Strategic take-aways
- Expect fragmentation, not autarky. Trade flows are rerouting into four blocs — US, EU, China-centred and CPTPP — but overall volumes keep growing; businesses must map exposures across each hub.
- Engage Washington early and often. Naas noted that countries “that get in early… get a better deal,” as evidenced by carve-outs already secured by major US suppliers.
- Put digital and professional mobility at the centre of deals. Hands and Naas agreed that data flows, mutual recognition of qualifications and business-visa quotas are now core trade-policy assets, not after-thoughts.
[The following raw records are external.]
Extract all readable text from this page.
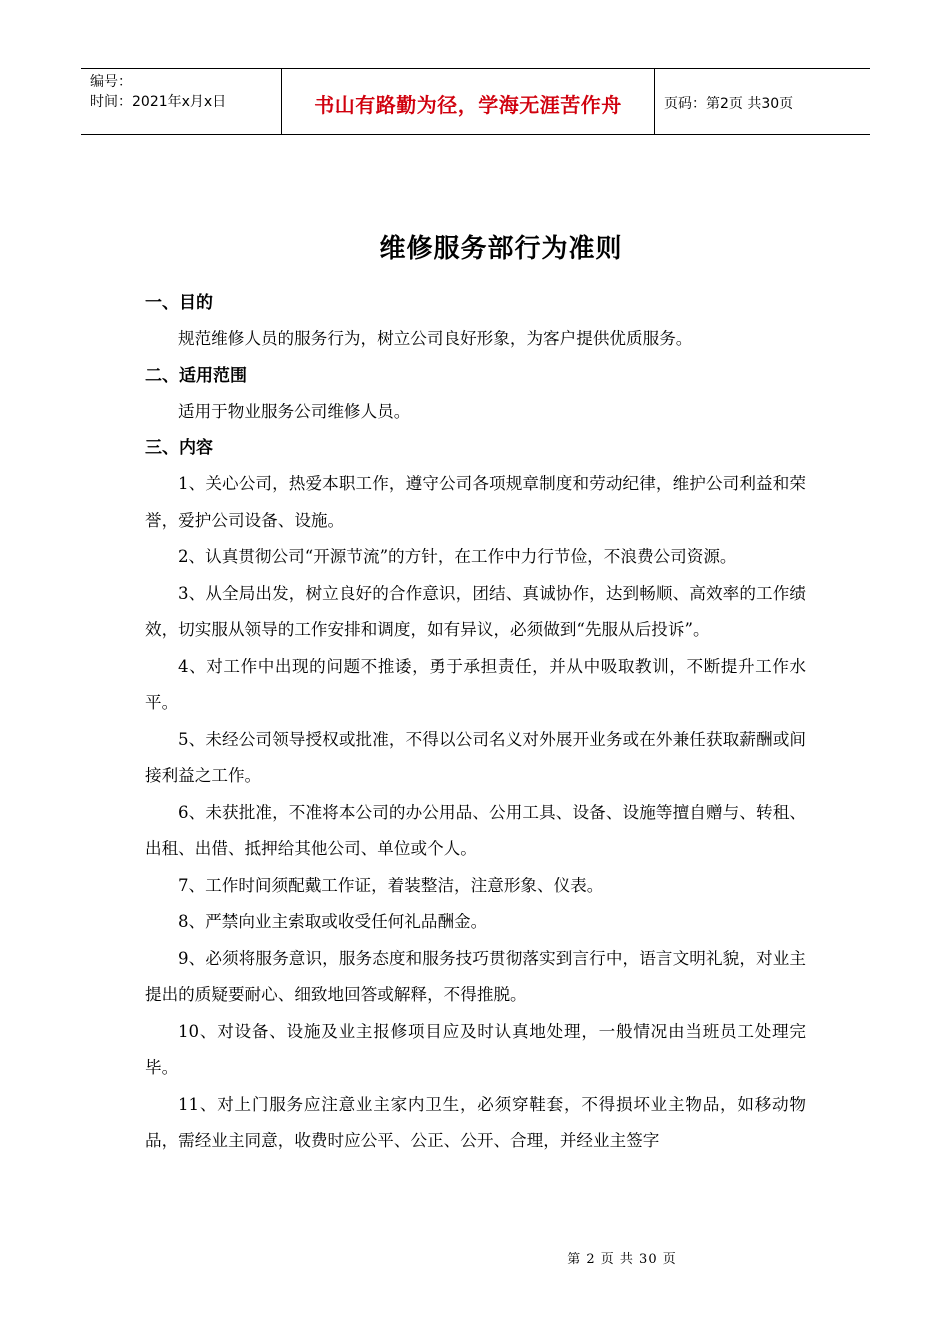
编号：
时间：2021年x月x日	书山有路勤为径，学海无涯苦作舟	页码：第2页 共30页
维修服务部行为准则
一、目的

规范维修人员的服务行为，树立公司良好形象，为客户提供优质服务。

二、适用范围

适用于物业服务公司维修人员。

三、内容

1、关心公司，热爱本职工作，遵守公司各项规章制度和劳动纪律，维护公司利益和荣誉，爱护公司设备、设施。

2、认真贯彻公司“开源节流”的方针，在工作中力行节俭，不浪费公司资源。

3、从全局出发，树立良好的合作意识，团结、真诚协作，达到畅顺、高效率的工作绩效，切实服从领导的工作安排和调度，如有异议，必须做到“先服从后投诉”。

4、对工作中出现的问题不推诿，勇于承担责任，并从中吸取教训，不断提升工作水平。

5、未经公司领导授权或批准，不得以公司名义对外展开业务或在外兼任获取薪酬或间接利益之工作。

6、未获批准，不准将本公司的办公用品、公用工具、设备、设施等擅自赠与、转租、出租、出借、抵押给其他公司、单位或个人。

7、工作时间须配戴工作证，着装整洁，注意形象、仪表。

8、严禁向业主索取或收受任何礼品酬金。

9、必须将服务意识，服务态度和服务技巧贯彻落实到言行中，语言文明礼貌，对业主提出的质疑要耐心、细致地回答或解释，不得推脱。

10、对设备、设施及业主报修项目应及时认真地处理，一般情况由当班员工处理完毕。

11、对上门服务应注意业主家内卫生，必须穿鞋套，不得损坏业主物品，如移动物品，需经业主同意，收费时应公平、公正、公开、合理，并经业主签字

第 2 页 共 30 页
- Diversify supply chains through pro-trade partners. Hands highlighted CPTPP members such as Vietnam as “right on the thrusting edge of global free trade,” positioning themselves to capture production diverted from US-China frictions.
- Prepare for policy whiplash. If US consumers feel the pinch, the tariff wall could tumble as quickly as it rose; keeping options open in multiple markets will let firms ride the next swing back toward liberalisation.